Pew Research Center surveys have found China’s popularity in Europe is flagging. Some 56% of Germans held unfavourable views of China in 2019. It rose to 71% in 2020 and 2021. For the French, it increased from 62% in 2019 to 70% in 2020 and 66% in 2021.
The annus horribilis for China’s reputation in Europe was 2020. Beijing was blamed for its role in allowing an epidemic in Wuhan to become a global pandemic, and in turn criticised Western nations for their response to the crisis.
In December 2020, the European Commission agreed terms with China on an investment pact, the Comprehensive Agreement on Investment (CAI). However, just four months later Beijing imposed sanctions on several European politicians and think tanks, a retaliation for the EU’s own sanctions on Chinese officials for their role in alleged human rights violations in Xinjiang.
While China's relationship with some parts of Europe is struggling, Taiwanese politicians have launched a successful charm offensive.

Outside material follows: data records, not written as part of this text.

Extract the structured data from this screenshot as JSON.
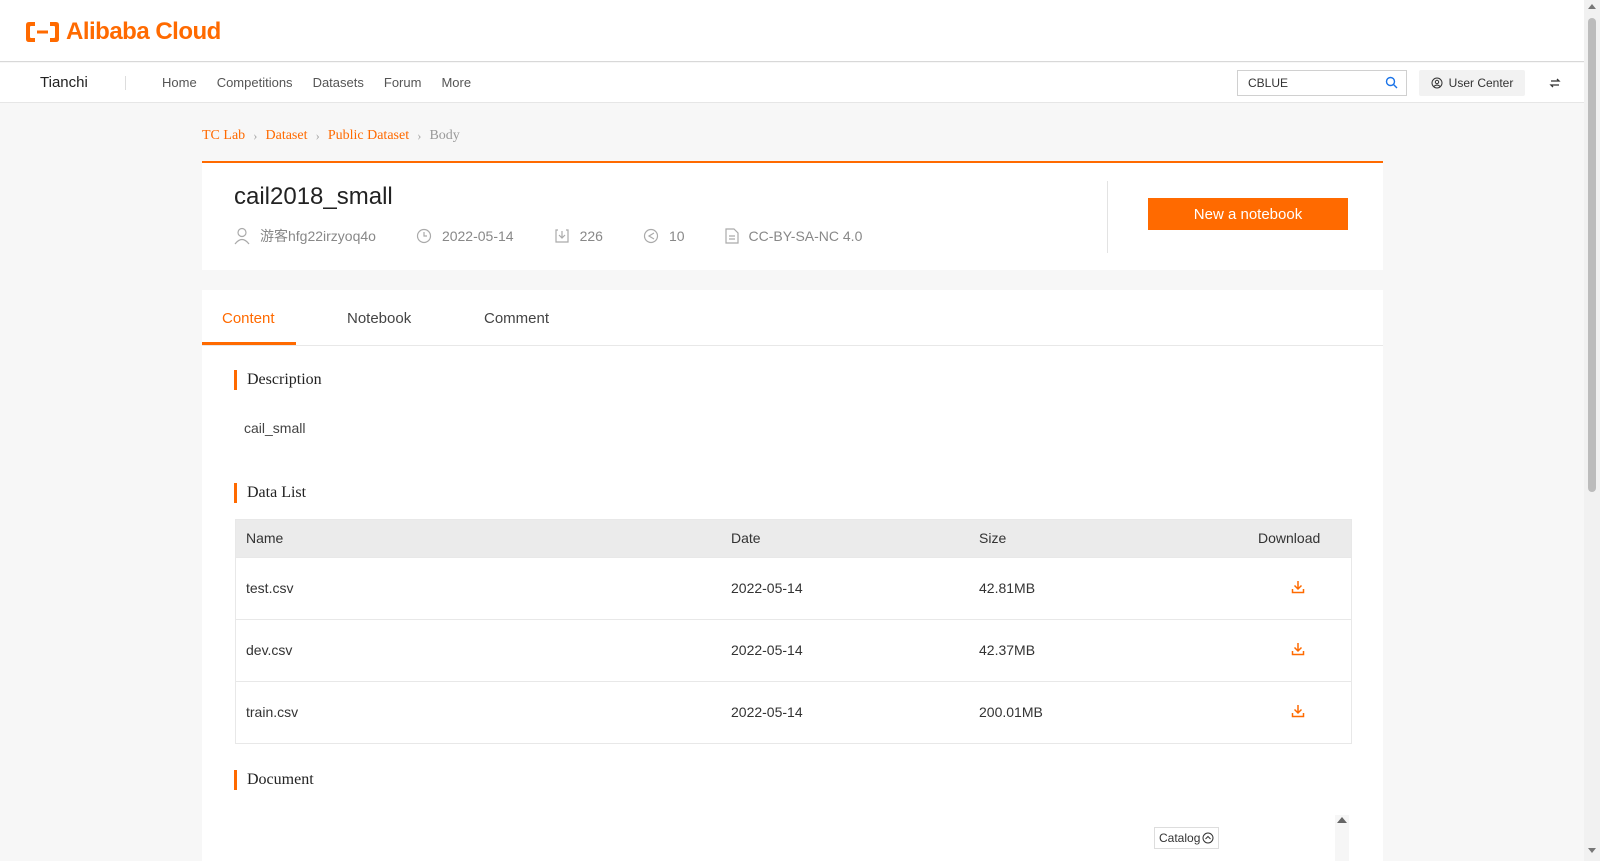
{
  "logo": {
    "text": "Alibaba Cloud"
  },
  "nav": {
    "brand": "Tianchi",
    "links": [
      "Home",
      "Competitions",
      "Datasets",
      "Forum",
      "More"
    ],
    "search_value": "CBLUE",
    "user_center": "User Center"
  },
  "breadcrumb": {
    "items": [
      "TC Lab",
      "Dataset",
      "Public Dataset"
    ],
    "current": "Body"
  },
  "dataset": {
    "title": "cail2018_small",
    "author": "游客hfg22irzyoq4o",
    "date": "2022-05-14",
    "downloads": "226",
    "shares": "10",
    "license": "CC-BY-SA-NC 4.0",
    "new_notebook_label": "New a notebook"
  },
  "tabs": [
    "Content",
    "Notebook",
    "Comment"
  ],
  "description": {
    "heading": "Description",
    "text": "cail_small"
  },
  "data_list": {
    "heading": "Data List",
    "columns": [
      "Name",
      "Date",
      "Size",
      "Download"
    ],
    "rows": [
      {
        "name": "test.csv",
        "date": "2022-05-14",
        "size": "42.81MB"
      },
      {
        "name": "dev.csv",
        "date": "2022-05-14",
        "size": "42.37MB"
      },
      {
        "name": "train.csv",
        "date": "2022-05-14",
        "size": "200.01MB"
      }
    ]
  },
  "document": {
    "heading": "Document",
    "catalog_label": "Catalog"
  },
  "colors": {
    "accent": "#ff6a00",
    "muted": "#888888"
  }
}
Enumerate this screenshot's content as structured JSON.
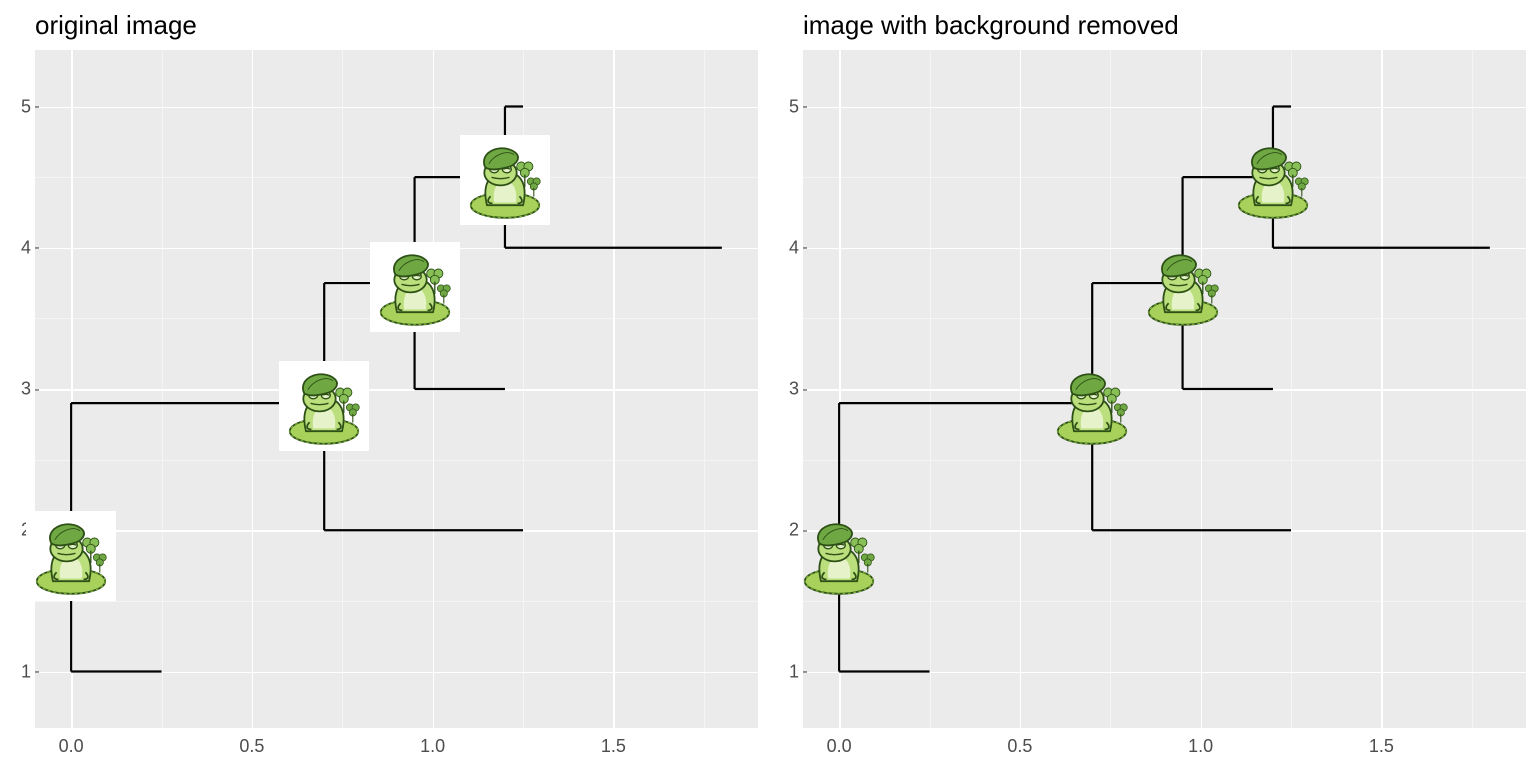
{
  "chart_data": [
    {
      "type": "dendrogram",
      "title": "original image",
      "xlim": [
        -0.1,
        1.9
      ],
      "ylim": [
        0.6,
        5.4
      ],
      "x_ticks": [
        0.0,
        0.5,
        1.0,
        1.5
      ],
      "y_ticks": [
        1,
        2,
        3,
        4,
        5
      ],
      "segments": [
        {
          "x0": 0.25,
          "y0": 1.0,
          "x1": 0.0,
          "y1": 1.0
        },
        {
          "x0": 0.7,
          "y0": 2.9,
          "x1": 0.0,
          "y1": 2.9
        },
        {
          "x0": 0.0,
          "y0": 1.0,
          "x1": 0.0,
          "y1": 2.9
        },
        {
          "x0": 0.0,
          "y0": 1.8,
          "x1": -0.05,
          "y1": 1.8
        },
        {
          "x0": 1.25,
          "y0": 2.0,
          "x1": 0.7,
          "y1": 2.0
        },
        {
          "x0": 0.95,
          "y0": 3.75,
          "x1": 0.7,
          "y1": 3.75
        },
        {
          "x0": 0.7,
          "y0": 2.0,
          "x1": 0.7,
          "y1": 3.75
        },
        {
          "x0": 0.7,
          "y0": 2.9,
          "x1": 0.65,
          "y1": 2.9
        },
        {
          "x0": 1.2,
          "y0": 3.0,
          "x1": 0.95,
          "y1": 3.0
        },
        {
          "x0": 1.2,
          "y0": 4.5,
          "x1": 0.95,
          "y1": 4.5
        },
        {
          "x0": 0.95,
          "y0": 3.0,
          "x1": 0.95,
          "y1": 4.5
        },
        {
          "x0": 0.95,
          "y0": 3.75,
          "x1": 0.9,
          "y1": 3.75
        },
        {
          "x0": 1.8,
          "y0": 4.0,
          "x1": 1.2,
          "y1": 4.0
        },
        {
          "x0": 1.25,
          "y0": 5.0,
          "x1": 1.2,
          "y1": 5.0
        },
        {
          "x0": 1.2,
          "y0": 4.0,
          "x1": 1.2,
          "y1": 5.0
        },
        {
          "x0": 1.2,
          "y0": 4.5,
          "x1": 1.15,
          "y1": 4.5
        }
      ],
      "images": [
        {
          "x": 0.0,
          "y": 1.82,
          "name": "frog-icon",
          "white_bg": true
        },
        {
          "x": 0.7,
          "y": 2.88,
          "name": "frog-icon",
          "white_bg": true
        },
        {
          "x": 0.95,
          "y": 3.72,
          "name": "frog-icon",
          "white_bg": true
        },
        {
          "x": 1.2,
          "y": 4.48,
          "name": "frog-icon",
          "white_bg": true
        }
      ]
    },
    {
      "type": "dendrogram",
      "title": "image with background removed",
      "xlim": [
        -0.1,
        1.9
      ],
      "ylim": [
        0.6,
        5.4
      ],
      "x_ticks": [
        0.0,
        0.5,
        1.0,
        1.5
      ],
      "y_ticks": [
        1,
        2,
        3,
        4,
        5
      ],
      "segments": [
        {
          "x0": 0.25,
          "y0": 1.0,
          "x1": 0.0,
          "y1": 1.0
        },
        {
          "x0": 0.7,
          "y0": 2.9,
          "x1": 0.0,
          "y1": 2.9
        },
        {
          "x0": 0.0,
          "y0": 1.0,
          "x1": 0.0,
          "y1": 2.9
        },
        {
          "x0": 0.0,
          "y0": 1.8,
          "x1": -0.05,
          "y1": 1.8
        },
        {
          "x0": 1.25,
          "y0": 2.0,
          "x1": 0.7,
          "y1": 2.0
        },
        {
          "x0": 0.95,
          "y0": 3.75,
          "x1": 0.7,
          "y1": 3.75
        },
        {
          "x0": 0.7,
          "y0": 2.0,
          "x1": 0.7,
          "y1": 3.75
        },
        {
          "x0": 0.7,
          "y0": 2.9,
          "x1": 0.65,
          "y1": 2.9
        },
        {
          "x0": 1.2,
          "y0": 3.0,
          "x1": 0.95,
          "y1": 3.0
        },
        {
          "x0": 1.2,
          "y0": 4.5,
          "x1": 0.95,
          "y1": 4.5
        },
        {
          "x0": 0.95,
          "y0": 3.0,
          "x1": 0.95,
          "y1": 4.5
        },
        {
          "x0": 0.95,
          "y0": 3.75,
          "x1": 0.9,
          "y1": 3.75
        },
        {
          "x0": 1.8,
          "y0": 4.0,
          "x1": 1.2,
          "y1": 4.0
        },
        {
          "x0": 1.25,
          "y0": 5.0,
          "x1": 1.2,
          "y1": 5.0
        },
        {
          "x0": 1.2,
          "y0": 4.0,
          "x1": 1.2,
          "y1": 5.0
        },
        {
          "x0": 1.2,
          "y0": 4.5,
          "x1": 1.15,
          "y1": 4.5
        }
      ],
      "images": [
        {
          "x": 0.0,
          "y": 1.82,
          "name": "frog-icon",
          "white_bg": false
        },
        {
          "x": 0.7,
          "y": 2.88,
          "name": "frog-icon",
          "white_bg": false
        },
        {
          "x": 0.95,
          "y": 3.72,
          "name": "frog-icon",
          "white_bg": false
        },
        {
          "x": 1.2,
          "y": 4.48,
          "name": "frog-icon",
          "white_bg": false
        }
      ]
    }
  ]
}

Taiwan, which is to date recorded just 851 deaths related to COVID-19, has been praised across the world as the standout performer during the pandemic, a crisis that also revealed major fault-lines in global supply chains, said Justyna Szczudlik, a China analyst at the Polish Institute of International Affairs think tank.
As the world’s largest producer of semiconductors (the “new oil” of 21st-century geopolitics, as EU foreign policy chief Josep Borrell recently put it), Taiwan has grown in economic importance. “We realised Taiwan’s critical role in [the] fabrication of semiconductors and that economic dependence on China poses a threat not only for further Europe’s development but also security,” Szczudlik said.
Economics, indeed, plays a large role. Central and Eastern Europe “doesn't have so deep business dependence and sometimes elite capture on China, so it is easier for Central European countries to engage with Taiwan,” said Janda, of the European Values Center for Security Policy.
A growing divide
A divide is growing within Europe between states that trade heavily with China and those that don’t.
Germany, which is accused of trying to push EU policy towards a more favourable position on Beijing, is the only EU state that counts China as one of its four-largest export markets. For years, China has been Germany’s most important trading partner for goods, with bilateral trade worth €212 billion in 2020, according to German government records.
In 2019, just 1.18% of Lithuanian exports were purchased by China, which accounted for only around 3% of the Baltic state’s imports, according to data from the OEC. China purchased just 1.3% of all exports from the Czech Republic that year, 1.17% of Poland’s and 0.94% of Slovenia’s.
At the same time, there has also been what academics call a “normative” change. The Indo-Pacific region has become increasingly important to the EU in recent years. France published its Indo-Pacific strategy report in 2018, but Germany and the Netherlands only released theirs in 2020. The EU finally published its strategy last September.
Brussels has also paid more attention to values, like human rights and democracy-building since Ursula von der Leyen became president of the European Commission in late 2019. Von der Leyen vowed to build a “geopolitical” Commission.
The ethical argument is particularly appealing in Central and Eastern Europe, countries of the former socialist bloc that existed for almost half of the 20th century under Soviet control. These countries “know from their own experience what it is like to be living under the shadow of coercion from a big, influential, and authoritarian neighbour,” said Szczudlik.
“Taiwan as a vibrant democracy is an attractive partner amid the crisis of democracy, not only in Europe,” she added. “All of this became more visible in 2020 and 2021.”
This history -- as well as present Russian threats to invade Ukraine -- has prompted much of the region to signal their belief in US security. While many of these nations are going further than the US in strengthening relations with Taiwan, Curran, of the Association for International Affairs, described the moves as “a tacit signal of solidarity against China in an increasingly bipolar world”.